Vorab: man kann die niedrigen Prämien für Kinder nicht langfristig sichern, indem man möglichst frühzeitig in einen Tarif eintritt – die Prämien für Kinder sind nämlich deshalb so günstig, weil sie ohne Altersrückstellungen kalkuliert werden.

Meist werden die Prämien dann im Alter zwischen 16-21 einmalig auf Erwachsenenbeitrag umgestellt (ggf. ist noch ein Ausbildungstarif möglich, je nach Versicherer).

Zahnersatz ist bei Kindern ja meist noch kein Thema und im Bereich Zahnbehandlung übernimmt bei Kindern das meiste ja ohnehin noch die gesetzliche Krankenkasse – möchte man zumindest meinen.

Dem ist leider nicht (mehr) so:

Die sog. „Fissurenversiegelung“ wird bei Kindern nur im hinteren Backenzahnbereich von der gesetzlichen Krankenkasse übernommen (6er und 7er) – für die davor liegenden Backenzähne (4er und 5er) muss man diese Leistung selbst bezahlen.

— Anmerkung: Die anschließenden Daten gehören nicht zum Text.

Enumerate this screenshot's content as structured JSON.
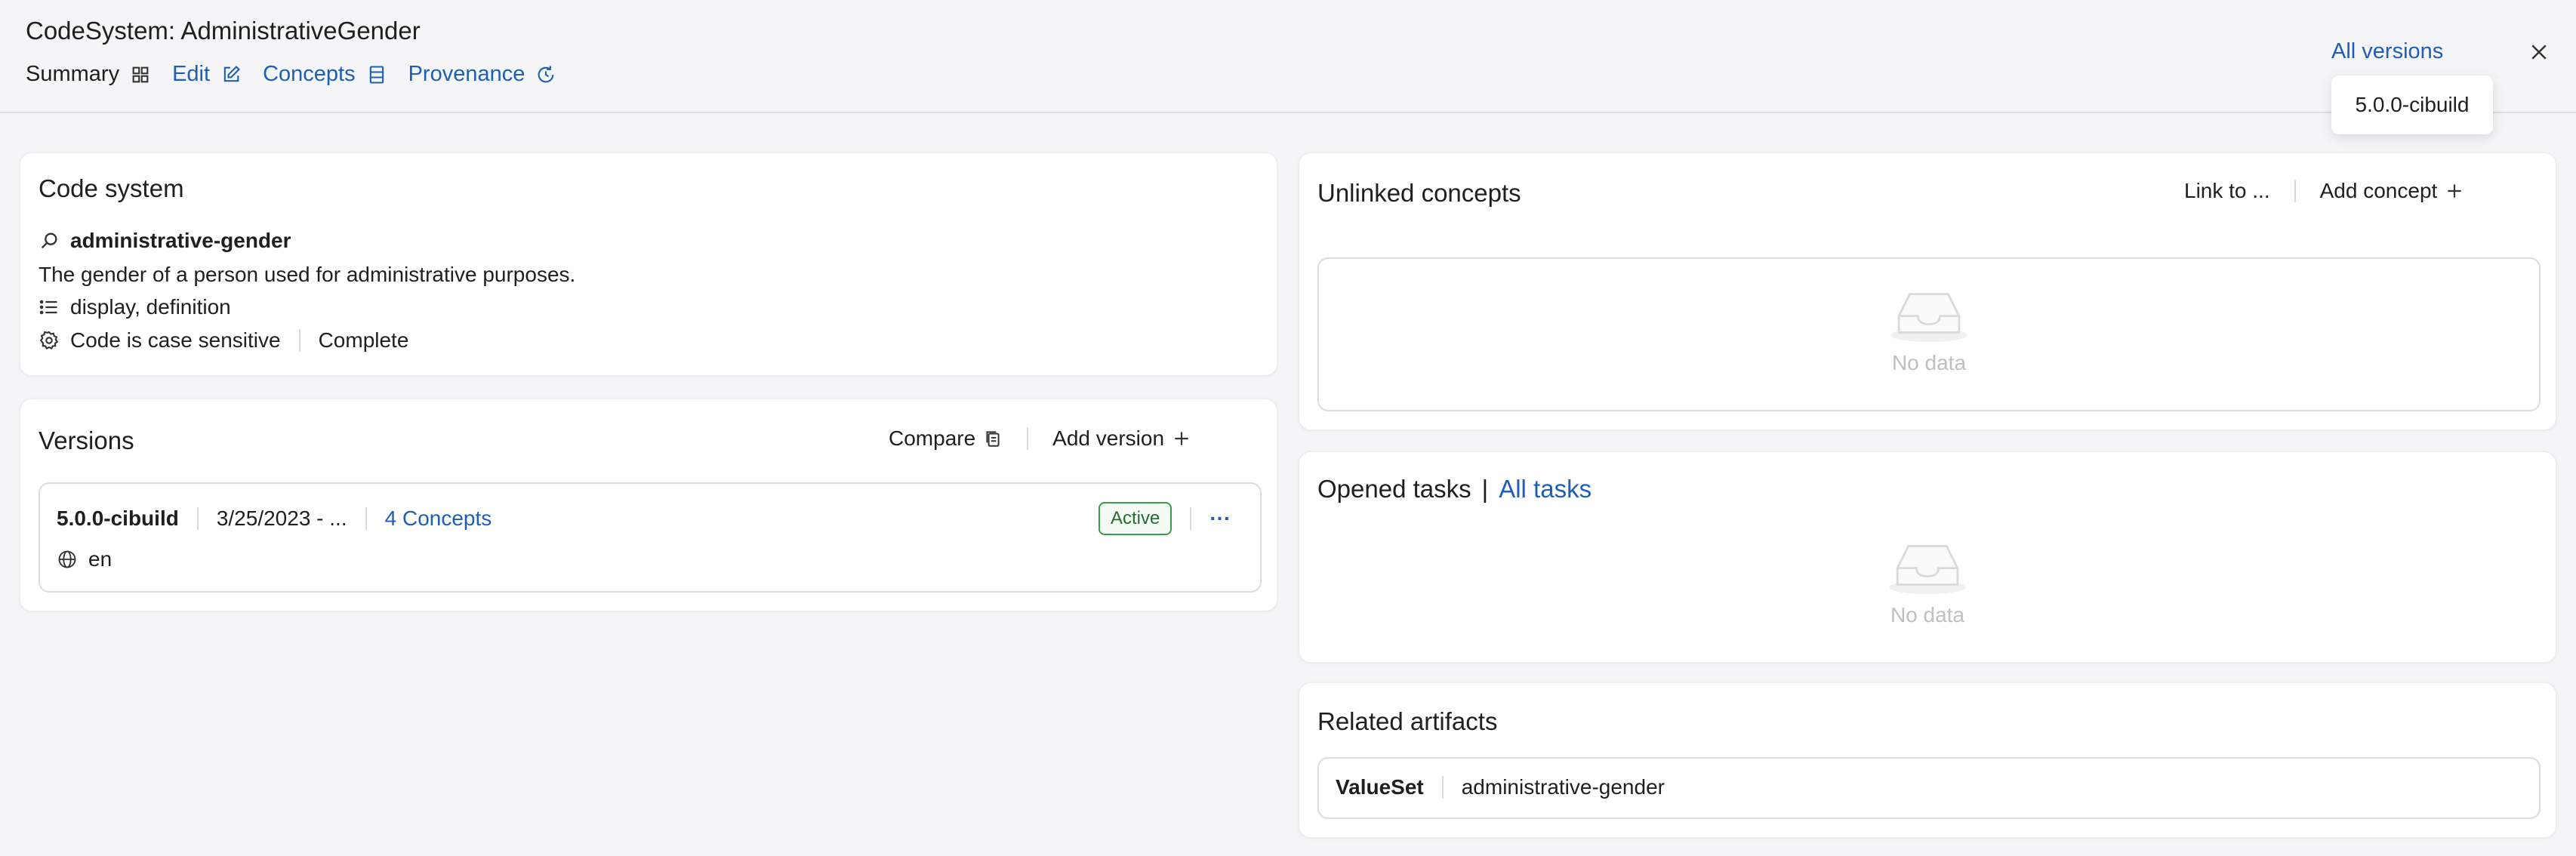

Wenn man die GOZ-Abrechnung (Ziffer 200) mit Faktor 2,3fach zugrunde legt, kostet diese Fissurenversiegelung pro Zahn 11,64 Euro.

Zahnbehandlungen wie Fissurenversiegelung übernimmt der Arag Z-100 zu 100%. Das macht bei 8 Zähnen (4er und 5er) Gesamtkosten von 93,12 Euro im Jahr, die die Arag komplett übernehmen würde.

Ein Tarif wie der Arag Z-100, der für Kinder 7,17 Euro monatlich kostet, amortisiert sich allein über diese eine Leistung schon wieder komplett (Gesamtkosten bei 7,17 Euro monatlicher Prämie = 86,04 Euro Jahresprämie).

Ein solch hochwertiger Tarif lohnt sich praktisch für Kinder schon ab dem Zeitpunkt, ab dem Sie die ersten Zähne bekommen.

Ein weiterer ganz wichtiger Punkt bei der Versicherung von Kindern ist die Leistung für Kieferorthopädische Behandlungen – diese werden von den gesetzlichen Krankenkassen nämlich nur noch in besonders schweren Fällen übernommen.

Der Zahnarzt / Kieferorthopäde beurteilt den Grad der Fehlstellung nach einem bestimmten System – den sog. Kieferorthopädischen Indikationsgruppen (kurz KIG) und teilt die Fehlstellung in eine von 5 KIG-Gruppen ein.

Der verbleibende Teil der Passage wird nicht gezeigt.